GR00T N1 uses a dual-system approach with a Vision-Language-Action (VLA) architecture, inspired by human cognitive processing, integrating vision, language, and motor control. The first module (System 2) uses a vision-language model (VLM) to interpret the environment; System 2 interprets the environment through visual and linguistic instructions, allowing it to plan appropriate actions. The second diffusion transformer module (System 1) generates real-time motor actions.

Both modules are tightly coupled and trained end-to-end:
We train GR00T N1 with a heterogeneous mixture of real-robot trajectories, human videos, and synthetically generated datasets.
The model was evaluated on standard simulation benchmarks and deployed on the Fourier GR-1 humanoid robot for language-conditioned bimanual manipulation tasks, demonstrating robust performance and data efficiency. Incorporating synthetic data generated by the Isaac GR00T Blueprint resulted in a 40% improvement in performance compared to using only real-world data.
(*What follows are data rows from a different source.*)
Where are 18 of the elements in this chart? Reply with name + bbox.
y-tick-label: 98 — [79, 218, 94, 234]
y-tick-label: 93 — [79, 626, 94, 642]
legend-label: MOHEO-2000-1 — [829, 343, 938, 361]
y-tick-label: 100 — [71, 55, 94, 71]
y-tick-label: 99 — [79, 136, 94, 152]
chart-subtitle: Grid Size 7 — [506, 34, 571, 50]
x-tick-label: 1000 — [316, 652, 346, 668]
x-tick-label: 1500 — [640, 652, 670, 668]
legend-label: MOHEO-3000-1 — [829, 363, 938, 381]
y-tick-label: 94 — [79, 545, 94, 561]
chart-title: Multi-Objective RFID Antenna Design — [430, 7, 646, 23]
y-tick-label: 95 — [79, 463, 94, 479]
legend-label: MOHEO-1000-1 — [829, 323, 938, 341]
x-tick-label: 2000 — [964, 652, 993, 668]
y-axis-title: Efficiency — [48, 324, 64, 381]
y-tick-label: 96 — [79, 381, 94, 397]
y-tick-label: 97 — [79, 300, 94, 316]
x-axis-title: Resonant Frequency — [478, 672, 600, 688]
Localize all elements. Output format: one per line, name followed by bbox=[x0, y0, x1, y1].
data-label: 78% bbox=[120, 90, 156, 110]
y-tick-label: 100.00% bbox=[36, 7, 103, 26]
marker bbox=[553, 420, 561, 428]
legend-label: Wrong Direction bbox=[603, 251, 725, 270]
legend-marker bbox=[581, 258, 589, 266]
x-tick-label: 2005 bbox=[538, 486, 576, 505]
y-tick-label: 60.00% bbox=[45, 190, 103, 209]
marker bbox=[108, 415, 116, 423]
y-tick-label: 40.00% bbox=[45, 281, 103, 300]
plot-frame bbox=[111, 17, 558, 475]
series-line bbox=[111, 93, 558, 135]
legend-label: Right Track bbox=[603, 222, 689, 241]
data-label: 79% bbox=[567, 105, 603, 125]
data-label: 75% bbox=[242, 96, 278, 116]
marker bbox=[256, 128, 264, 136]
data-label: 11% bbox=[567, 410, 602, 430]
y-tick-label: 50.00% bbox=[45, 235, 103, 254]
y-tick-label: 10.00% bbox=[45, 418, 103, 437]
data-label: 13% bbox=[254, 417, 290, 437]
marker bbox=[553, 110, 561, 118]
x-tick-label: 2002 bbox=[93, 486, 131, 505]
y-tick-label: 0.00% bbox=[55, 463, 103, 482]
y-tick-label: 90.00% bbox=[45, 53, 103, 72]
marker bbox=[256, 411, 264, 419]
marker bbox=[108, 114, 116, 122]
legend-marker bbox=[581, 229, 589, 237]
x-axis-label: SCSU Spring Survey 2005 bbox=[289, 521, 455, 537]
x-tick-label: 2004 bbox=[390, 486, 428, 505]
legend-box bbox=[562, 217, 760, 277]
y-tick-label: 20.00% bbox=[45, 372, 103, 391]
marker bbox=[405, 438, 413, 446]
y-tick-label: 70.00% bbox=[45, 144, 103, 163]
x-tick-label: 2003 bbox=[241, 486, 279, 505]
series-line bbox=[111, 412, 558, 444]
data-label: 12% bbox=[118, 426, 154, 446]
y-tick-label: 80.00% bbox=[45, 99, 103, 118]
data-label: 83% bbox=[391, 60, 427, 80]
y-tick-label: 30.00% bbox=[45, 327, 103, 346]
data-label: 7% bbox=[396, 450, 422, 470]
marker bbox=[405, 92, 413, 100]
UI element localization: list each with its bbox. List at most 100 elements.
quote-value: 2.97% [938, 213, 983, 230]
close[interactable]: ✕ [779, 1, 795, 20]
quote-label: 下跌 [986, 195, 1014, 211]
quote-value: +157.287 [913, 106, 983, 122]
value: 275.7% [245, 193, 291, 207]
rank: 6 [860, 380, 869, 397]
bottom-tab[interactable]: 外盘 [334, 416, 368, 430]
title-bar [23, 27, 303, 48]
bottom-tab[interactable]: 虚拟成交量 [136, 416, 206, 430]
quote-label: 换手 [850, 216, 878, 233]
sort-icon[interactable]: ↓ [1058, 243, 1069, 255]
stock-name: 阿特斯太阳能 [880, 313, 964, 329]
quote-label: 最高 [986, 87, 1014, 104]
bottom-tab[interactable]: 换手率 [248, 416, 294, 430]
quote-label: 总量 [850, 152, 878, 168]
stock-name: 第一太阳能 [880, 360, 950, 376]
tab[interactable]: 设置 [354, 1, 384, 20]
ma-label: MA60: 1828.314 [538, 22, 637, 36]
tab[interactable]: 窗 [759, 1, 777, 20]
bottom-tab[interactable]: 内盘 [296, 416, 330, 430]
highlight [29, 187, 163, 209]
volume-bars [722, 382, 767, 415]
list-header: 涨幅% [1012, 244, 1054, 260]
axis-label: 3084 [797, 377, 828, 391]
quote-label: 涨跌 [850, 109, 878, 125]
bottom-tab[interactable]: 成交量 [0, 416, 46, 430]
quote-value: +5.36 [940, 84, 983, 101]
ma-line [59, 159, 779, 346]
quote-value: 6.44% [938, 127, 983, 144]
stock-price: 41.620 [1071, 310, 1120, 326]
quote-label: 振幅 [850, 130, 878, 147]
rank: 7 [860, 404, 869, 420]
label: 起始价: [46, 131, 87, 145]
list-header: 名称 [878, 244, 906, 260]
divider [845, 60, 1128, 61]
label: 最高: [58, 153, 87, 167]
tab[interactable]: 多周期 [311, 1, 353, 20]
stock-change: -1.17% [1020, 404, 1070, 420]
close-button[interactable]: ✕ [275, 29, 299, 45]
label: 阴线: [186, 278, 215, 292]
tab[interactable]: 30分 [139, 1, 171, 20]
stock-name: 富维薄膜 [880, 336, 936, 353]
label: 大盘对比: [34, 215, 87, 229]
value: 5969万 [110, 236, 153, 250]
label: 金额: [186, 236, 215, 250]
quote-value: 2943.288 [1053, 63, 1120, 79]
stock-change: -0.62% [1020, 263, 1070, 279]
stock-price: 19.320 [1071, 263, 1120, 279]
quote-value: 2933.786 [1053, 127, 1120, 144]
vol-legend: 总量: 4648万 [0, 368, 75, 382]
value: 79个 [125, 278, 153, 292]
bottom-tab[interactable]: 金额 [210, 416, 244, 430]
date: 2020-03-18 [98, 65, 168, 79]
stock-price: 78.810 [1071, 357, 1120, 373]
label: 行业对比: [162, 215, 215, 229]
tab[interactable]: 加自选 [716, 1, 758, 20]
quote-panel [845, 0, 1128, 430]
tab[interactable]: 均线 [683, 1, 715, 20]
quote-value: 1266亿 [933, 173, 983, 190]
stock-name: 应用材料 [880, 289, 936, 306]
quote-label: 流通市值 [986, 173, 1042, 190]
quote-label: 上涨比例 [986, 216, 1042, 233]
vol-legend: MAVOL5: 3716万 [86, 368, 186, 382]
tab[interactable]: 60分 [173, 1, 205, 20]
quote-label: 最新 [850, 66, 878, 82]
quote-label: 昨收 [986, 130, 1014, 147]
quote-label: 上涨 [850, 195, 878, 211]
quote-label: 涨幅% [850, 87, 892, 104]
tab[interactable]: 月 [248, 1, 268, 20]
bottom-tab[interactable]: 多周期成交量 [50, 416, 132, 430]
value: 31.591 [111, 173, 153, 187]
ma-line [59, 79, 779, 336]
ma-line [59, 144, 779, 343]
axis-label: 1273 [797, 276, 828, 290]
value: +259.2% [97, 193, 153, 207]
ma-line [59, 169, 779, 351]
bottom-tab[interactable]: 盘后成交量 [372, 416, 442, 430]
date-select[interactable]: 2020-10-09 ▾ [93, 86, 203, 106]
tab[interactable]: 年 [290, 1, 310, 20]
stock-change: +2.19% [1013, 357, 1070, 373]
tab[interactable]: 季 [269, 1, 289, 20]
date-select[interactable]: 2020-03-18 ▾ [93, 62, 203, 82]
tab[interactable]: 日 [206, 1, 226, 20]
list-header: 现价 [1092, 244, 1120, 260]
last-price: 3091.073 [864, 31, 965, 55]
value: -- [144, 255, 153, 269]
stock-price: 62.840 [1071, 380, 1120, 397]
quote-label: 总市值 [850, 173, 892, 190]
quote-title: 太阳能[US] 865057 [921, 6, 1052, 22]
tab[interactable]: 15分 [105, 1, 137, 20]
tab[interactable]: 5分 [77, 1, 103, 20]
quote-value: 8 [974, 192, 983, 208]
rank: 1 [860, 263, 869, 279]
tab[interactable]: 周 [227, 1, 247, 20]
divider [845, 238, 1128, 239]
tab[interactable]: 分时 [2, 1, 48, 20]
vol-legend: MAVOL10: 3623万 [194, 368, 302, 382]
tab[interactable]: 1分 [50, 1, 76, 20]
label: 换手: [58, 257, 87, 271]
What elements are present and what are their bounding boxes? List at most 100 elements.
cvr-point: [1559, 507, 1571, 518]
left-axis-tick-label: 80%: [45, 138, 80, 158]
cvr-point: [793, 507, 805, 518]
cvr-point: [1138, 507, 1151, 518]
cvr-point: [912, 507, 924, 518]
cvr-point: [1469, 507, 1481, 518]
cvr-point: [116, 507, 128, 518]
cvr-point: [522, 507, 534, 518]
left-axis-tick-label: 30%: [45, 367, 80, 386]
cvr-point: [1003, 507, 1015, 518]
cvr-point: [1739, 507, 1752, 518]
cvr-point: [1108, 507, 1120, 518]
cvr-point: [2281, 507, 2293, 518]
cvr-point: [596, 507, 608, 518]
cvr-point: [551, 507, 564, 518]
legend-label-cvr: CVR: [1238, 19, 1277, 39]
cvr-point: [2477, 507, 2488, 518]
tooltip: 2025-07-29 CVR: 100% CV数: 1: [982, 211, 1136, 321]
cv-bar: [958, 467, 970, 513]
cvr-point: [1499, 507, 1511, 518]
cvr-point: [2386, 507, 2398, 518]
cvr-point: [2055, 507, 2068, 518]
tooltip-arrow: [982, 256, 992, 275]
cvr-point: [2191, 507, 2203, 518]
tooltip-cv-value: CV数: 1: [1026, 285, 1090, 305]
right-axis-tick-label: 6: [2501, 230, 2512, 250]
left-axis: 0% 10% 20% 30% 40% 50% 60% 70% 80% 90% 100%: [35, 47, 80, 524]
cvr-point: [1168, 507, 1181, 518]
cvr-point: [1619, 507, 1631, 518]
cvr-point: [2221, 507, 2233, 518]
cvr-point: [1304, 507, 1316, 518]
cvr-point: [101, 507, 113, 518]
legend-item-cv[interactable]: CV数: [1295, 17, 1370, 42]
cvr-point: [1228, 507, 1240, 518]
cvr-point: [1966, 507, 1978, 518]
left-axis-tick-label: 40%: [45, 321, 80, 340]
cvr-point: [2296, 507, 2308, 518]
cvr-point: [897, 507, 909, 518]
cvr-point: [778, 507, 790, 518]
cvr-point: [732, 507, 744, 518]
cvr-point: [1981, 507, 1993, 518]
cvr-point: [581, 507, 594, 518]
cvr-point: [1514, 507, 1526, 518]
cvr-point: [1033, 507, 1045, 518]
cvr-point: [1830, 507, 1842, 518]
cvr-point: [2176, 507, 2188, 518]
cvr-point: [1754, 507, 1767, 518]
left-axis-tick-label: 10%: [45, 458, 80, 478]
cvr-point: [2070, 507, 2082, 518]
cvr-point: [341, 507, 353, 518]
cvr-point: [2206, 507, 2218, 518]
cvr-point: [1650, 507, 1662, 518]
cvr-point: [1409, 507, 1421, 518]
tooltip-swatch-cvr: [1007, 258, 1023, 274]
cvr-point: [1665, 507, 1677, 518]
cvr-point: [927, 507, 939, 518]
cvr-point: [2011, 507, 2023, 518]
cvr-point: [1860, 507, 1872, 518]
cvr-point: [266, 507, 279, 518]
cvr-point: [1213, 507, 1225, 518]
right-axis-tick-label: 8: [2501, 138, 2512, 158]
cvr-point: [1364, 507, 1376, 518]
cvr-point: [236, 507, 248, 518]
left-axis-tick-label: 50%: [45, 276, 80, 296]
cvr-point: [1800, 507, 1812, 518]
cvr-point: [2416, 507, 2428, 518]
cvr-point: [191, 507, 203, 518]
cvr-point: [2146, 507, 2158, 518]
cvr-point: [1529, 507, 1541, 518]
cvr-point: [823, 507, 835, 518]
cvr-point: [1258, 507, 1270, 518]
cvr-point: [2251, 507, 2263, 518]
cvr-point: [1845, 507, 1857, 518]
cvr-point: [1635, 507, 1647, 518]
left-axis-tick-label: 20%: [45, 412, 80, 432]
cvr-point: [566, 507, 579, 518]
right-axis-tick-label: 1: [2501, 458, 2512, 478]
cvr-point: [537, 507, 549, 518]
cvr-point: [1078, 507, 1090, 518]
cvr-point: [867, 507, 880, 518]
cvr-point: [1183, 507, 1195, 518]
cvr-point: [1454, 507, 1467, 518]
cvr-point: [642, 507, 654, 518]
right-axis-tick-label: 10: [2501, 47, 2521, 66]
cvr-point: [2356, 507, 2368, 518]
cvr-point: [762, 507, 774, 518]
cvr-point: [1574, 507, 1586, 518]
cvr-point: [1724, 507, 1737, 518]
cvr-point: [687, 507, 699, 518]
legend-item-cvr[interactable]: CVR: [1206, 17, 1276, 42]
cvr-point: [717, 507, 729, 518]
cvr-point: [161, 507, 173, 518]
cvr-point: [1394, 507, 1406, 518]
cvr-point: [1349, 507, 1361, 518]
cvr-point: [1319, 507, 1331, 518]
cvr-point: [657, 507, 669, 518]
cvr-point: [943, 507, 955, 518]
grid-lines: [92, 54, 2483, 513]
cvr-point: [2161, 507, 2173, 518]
At GTC, Nvidia demonstrated the 1X humanoid robot autonomously performing domestic tidying tasks using a post-trained policy built on GR00T N1.
GR00T N1 outperforms state-of-the-art imitation learning baselines and shows potential for generalization, adaptability, and fine-tuned control in manipulation tasks. The training data and task evaluation scenarios for GR00T N1 are publicly available on platforms like Hugging Face and GitHub.
Summary - Nvidia’s AI Models for Physical AI
Nvidia’s Cosmos suite of models, GR00T N1, and the supporting datasets are great contributions to accelerating physical AI development. To foster research and development, Nvidia has open-sourced the Cosmos models and Physical AI datasets and made them available on GitHub and HuggingFace.
HuggingFace: Cosmos-Predict1, Cosmos-Transfer1.
GitHub: Cosmos-Predict1, Cosmos-Reason1, Cosmos-Transfer1, Gr00T N1.
While Physical AI is a harder nut to crack than LLMs and video AI models, it is leveraging other AI advances to make progress, so progress is accelerating. Leveraging simulation and AI models, physical AI and robotics will follow in the footsteps of the development of virtual AI, and in time will become our most important AI application, bringing AI into the physical world.